A. PENDAHULUAN
Pembangunan ketenagakerjaan
dalam Repelita VI ditujukan untuk memperluas lapangan kerja produktif dalam jumlah dan mutu yang memadai,
menyerap tambahan angkatan kerja baru, menghilangkan setengah pengangguran
secara bertahap, mengurangi kesenjangan produktivitas antarsektor, meningkatkan
pemerataan antardaerah, mengurangi jumlah pekerja di sektor pertanian, dan
meningkatkan kesempatan kerja khususnya di :sektor industri dan jasa.

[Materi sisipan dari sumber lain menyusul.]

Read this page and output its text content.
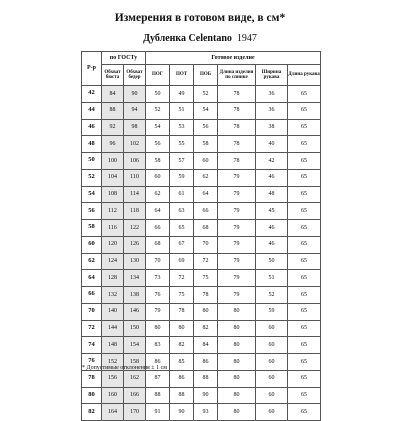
Измерения в готовом виде, в см*
Дубленка Celentano 1947
Р-р	по ГОСТу		Готовое изделие					
	Обхват бюста	Обхват бедер	ПОГ	ПОТ	ПОБ	Длина изделия по спинке	Ширина рукава	Длина рукава
42	84	90	50	49	52	78	36	65
44	88	94	52	51	54	78	36	65
46	92	98	54	53	56	78	38	65
48	96	102	56	55	58	78	40	65
50	100	106	58	57	60	78	42	65
52	104	110	60	59	62	79	46	65
54	108	114	62	61	64	79	48	65
56	112	118	64	63	66	79	45	65
58	116	122	66	65	68	79	46	65
60	120	126	68	67	70	79	46	65
62	124	130	70	69	72	79	50	65
64	128	134	73	72	75	79	51	65
66	132	138	76	75	78	79	52	65
70	140	146	79	78	80	80	59	65
72	144	150	80	80	82	80	60	65
74	148	154	83	82	84	80	60	65
76	152	158	86	85	86	80	60	65
78	156	162	87	86	88	80	60	65
80	160	166	88	88	90	80	60	65
82	164	170	91	90	93	80	60	65
* Допустимые отклонения ± 1 см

Dalam rangka itu telah dilaksanakan
berbagai kegiatan pembangunan ketenagakerjaan untuk menciptakan iklim yang
mendukung perluasan lapangan kerja, meningkatkan kualitas dan produktivitas
tenaga kerja, dan meningkatkan kesejahteraan tenaga kerja.
Selama dua tahun
Repelita VI, pembangunan ketenagakerjaan telah mampu
menciptakan lapangan kerja baru dalam jumlah dan mutu yang memadai. Tambahan angkatan kerja baru
yang masuk pasar kerja dapat diikuti dari angka-angka perluasan lapangan kerja
di berbagai sektor dan daerah. Pada
tahun 1995, jumlah angkatan kerja, yaitu penduduk
berumur 15 tahun ke atas yang bekerja dan mencari pekerjaan, adalah
sebesar 85,6 juta orang, sedangkan jumlah pekerja yaitu angkatan kerja yang bekerja, adalah
sebesar 81,2 juta orang. Dengan demikian,
jumlah pencari kerja atau penganggur sebesar 4,4 juta orang atau sekitar 5,1 persen.
Dalam rangka
memperluas lapangan kerja dan mengurangi pengangguran,
khususnya bagi tenaga kerja terdidik, antara lain
telah diupayakan penyaluran dan pembinaan tenaga
kerja menjadi tenaga kerja mandiri profesional (TKMP). Pembinaan tenaga kerja
ini lebih diutamakan bagi
mereka yang mempunyai motivasi dan minat untuk menjadi kader wiraswasta.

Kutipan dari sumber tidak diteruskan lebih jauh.